Last week, Ukraine suffered massive Russian cyberattacks on countless computers. The invading country could then shine the spotlight on Germany.
Cybersecurity companies have observed cyberattacks in Ukraine. They said that these cyber attackers deployed a new data-destroying virus. However, its effects are not yet identified.
Germany is not immune to Russian cyberattacks that could threaten its important infrastructure and business. According to the national intelligence agency, its political and military institutions are also under threat.
“In response to the latest German sanctions and pledges of military assistance, there is a growing risk of Russian cyberattacks against German targets, including
businesses,” the memo to business representatives reads.
Russian cyberattacks in Germany
The agency mentioned an increase in cyberattacks from various groups in cyberspace. Activities have continued to expand since Russia invaded Ukraine on February 24.
According to the national agency, Ghostwriter has had “recurring recent attacks” against German targets. It is a group of hackers that the Russians would have possessed and which could threaten Germany. These cyber-attackers have the capabilities and tools to significantly and sustainably disrupt these areas.
Additionally, Russia is integrating fake news and misleading information into its military activities. They spread pro-Russian and anti-Western statements and fake news.
The letter also suggests that Russian cyberattacks could be part of this scheme by establishing the so-called “hacking and publishing operations”. Cybercriminals hack online news portals or media and social media accounts of journalists to spread false information.
Viasat suffered Russian cyberattacks
Several Internet users in Europe have encountered difficulties in using their computers, laptops and mobiles. Nearly 9,000 subscribers have no internet connection from its Nordnet subsidiary in France. The loss of service occurred the same day Russia began invading Ukraine.
Viasat claimed that a “cyber event” had caused a “partial network outage” for subscribers in Ukraine and elsewhere in Europe relying on its KA-SAT satellite.
“For several days, shortly after the start of operations, we have had a satellite network which covers Europe and Ukraine in particular, which has been the victim of a cyberattack, with tens of thousands of terminals which have were rendered inoperative immediately after the attack,” said General Michel Friedling, head of France’s Space Command.
On Friday, parent company Eutelsat confirmed that almost a third of Europe’s 40,000 subscribers had experienced a Viasat outage. The countries affected by the interruption are Hungary, Germany, Poland and France.
Additionally, the disconnection affected some 5,800 wind turbines in Germany and central Europe, with a combined output of 11 gigawatts. According to Germany’s Enercon, they had difficulty monitoring and controlling several wind power converters remotely.
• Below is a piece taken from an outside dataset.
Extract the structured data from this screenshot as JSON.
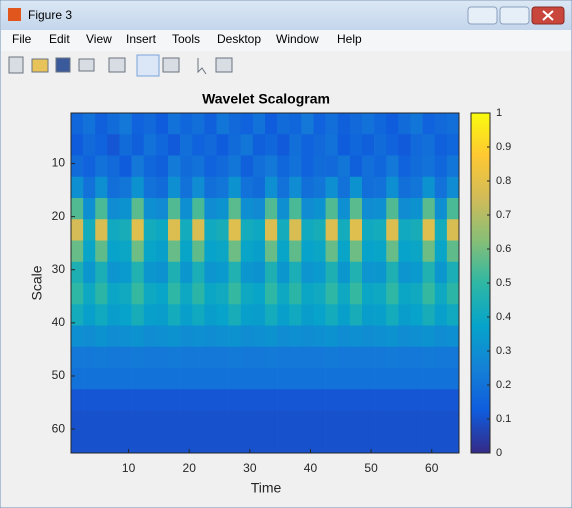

Furthermore, this is only possible to a limited extent due to the wide European disruption of the satellite connection. The manufacturer added that there were no problems with the wind turbines and that it continued to supply energy. However, they can no longer reset it remotely if needed.
Cyber specialists and the military fear that the Russian-Ukrainian conflict could lead to outbreaks of cyber attacks. They call it “Cyber Armageddon” with significant consequences not only for Russian and Ukrainian civilians but for the whole world.
Viasat isn’t the only satellite internet service provider operating in Ukraine today with connection problems. Elon Musk has already activated and distributed his Starlink service and has encountered numerous disruption attempts.
The economic impact of German companies
In 2014, Russia invaded Crimea. The resulting penalties reduced the number of German investments in Russia by a third. The number remains below 4,000 by 2020, believing their presence would help connect Russia to the democratic state.
Some companies have decided to pull out and have started to sever business ties. Others try to stay out of loyalty to their workers and employees despite Western sanctions. Businesses are now shrouded in grief and distress.
Major German automakers, such as Mercedes-Benz, BMW, Daimler Truck and Volkswagen, have stopped their exports and production in Russia. ZF Group and Haniel did the same.
“Although our options are limited, we can still have an impact. I understand it is difficult from a customer and supplier relationship perspective, but it is more important that people are protesting in the streets,” said Thomas Schmidt, chief executive of Haniel, in a video statement.
German companies do more business in Russia than in other European countries. It exported more than 26 billion euros worth of goods last year and invested another 25 billion euros in its operations. This agreement on the Russian economy describes the principles of the former West Germany that emerged from the Second World War. Trade could establish peace and prevent Europe from embarking on a new war.
The East German Business Association has also voiced this idea. It is a group of companies that have served as the protagonist for decades. Moreover, it fosters deeper economic ties with Moscow, regardless of President Vladimir V. Putin’s undemocratic moves.
Supposedly, the group will celebrate its 70th anniversary this year. Many of its members had a scheduled meeting with Putin last week. However, they canceled the meeting due to Russia’s invasion of Ukraine.